His answer was quick. "All these people can possibly accomplish is to guide their patients farther and farther away from themselves instead of leading them to themselves–where they have fallen from–so that the healing will take place by the healing of the inner nature."
This enormously energetic and vocal firebrand philosopher claims that every person who looks for a remedy finds a bigger problem at the end of that remedy. Knowing the general nature of his beliefs, I knew what to expect when I asked, "Roy, what do you think about positive thinking?"
He snapped, "People think that whatever makes them feel good is good, whether that be positive thinking, the church, or any remedy that gives you the idea that you are well when you're not." I myself have seen what appeared to be remarkable examples of healing through positive thinking, and when I presented this observation he retorted: "Various things make you feel good for a while and it does seem to be the remedy.

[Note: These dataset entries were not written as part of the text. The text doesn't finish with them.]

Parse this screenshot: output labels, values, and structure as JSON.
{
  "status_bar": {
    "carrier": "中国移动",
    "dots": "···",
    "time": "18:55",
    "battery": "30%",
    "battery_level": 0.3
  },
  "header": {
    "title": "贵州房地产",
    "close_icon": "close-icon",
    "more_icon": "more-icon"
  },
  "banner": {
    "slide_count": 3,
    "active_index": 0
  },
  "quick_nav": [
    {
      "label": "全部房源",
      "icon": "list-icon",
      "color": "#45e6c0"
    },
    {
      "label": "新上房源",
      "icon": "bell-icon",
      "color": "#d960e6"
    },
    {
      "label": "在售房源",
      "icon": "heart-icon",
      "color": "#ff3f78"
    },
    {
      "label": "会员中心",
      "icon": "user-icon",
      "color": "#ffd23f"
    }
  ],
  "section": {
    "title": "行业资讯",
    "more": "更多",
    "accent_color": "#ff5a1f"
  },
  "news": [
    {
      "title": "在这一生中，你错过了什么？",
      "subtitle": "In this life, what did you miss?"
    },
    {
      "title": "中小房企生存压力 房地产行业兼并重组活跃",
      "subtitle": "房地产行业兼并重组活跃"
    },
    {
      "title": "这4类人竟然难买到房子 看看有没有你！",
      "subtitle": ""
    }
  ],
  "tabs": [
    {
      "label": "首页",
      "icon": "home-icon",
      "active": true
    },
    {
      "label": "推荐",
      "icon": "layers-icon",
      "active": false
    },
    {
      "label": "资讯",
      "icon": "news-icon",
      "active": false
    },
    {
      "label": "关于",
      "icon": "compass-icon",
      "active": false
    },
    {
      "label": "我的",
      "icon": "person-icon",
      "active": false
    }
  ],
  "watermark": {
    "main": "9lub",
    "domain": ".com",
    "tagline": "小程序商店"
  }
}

You become dependent on that which gives you the effect. "Positive thinkers" usually die from degenerative diseases. They isolate themselves from the real problem by slapping on sugar-coated ideas or swallowing nice-sounding affirmations."
"What do you have against feeling good?" "When people are wrong spiritually (unrepentant), they must feel right because inside they are so wrong," Masters answered. "Always they fluctuate between good and bad.
They can't stand not feeling anything. They have the need to engage or preoccupy their senses with all sorts of feelings." Roy Masters claims he leads people to the Truth. He doesn't teach them the things they must discover for themselves.
"The proper handling of life's challenges, problems, and stresses provides healthy and natural growth for the individual," he says. "When one believes he doesn't have what it takes to meet the challenges of life, he camouflages this inward lack with all sorts of 'information.' Actually most so-called intellectuals use their storehouse of knowledge to justify their ignorance."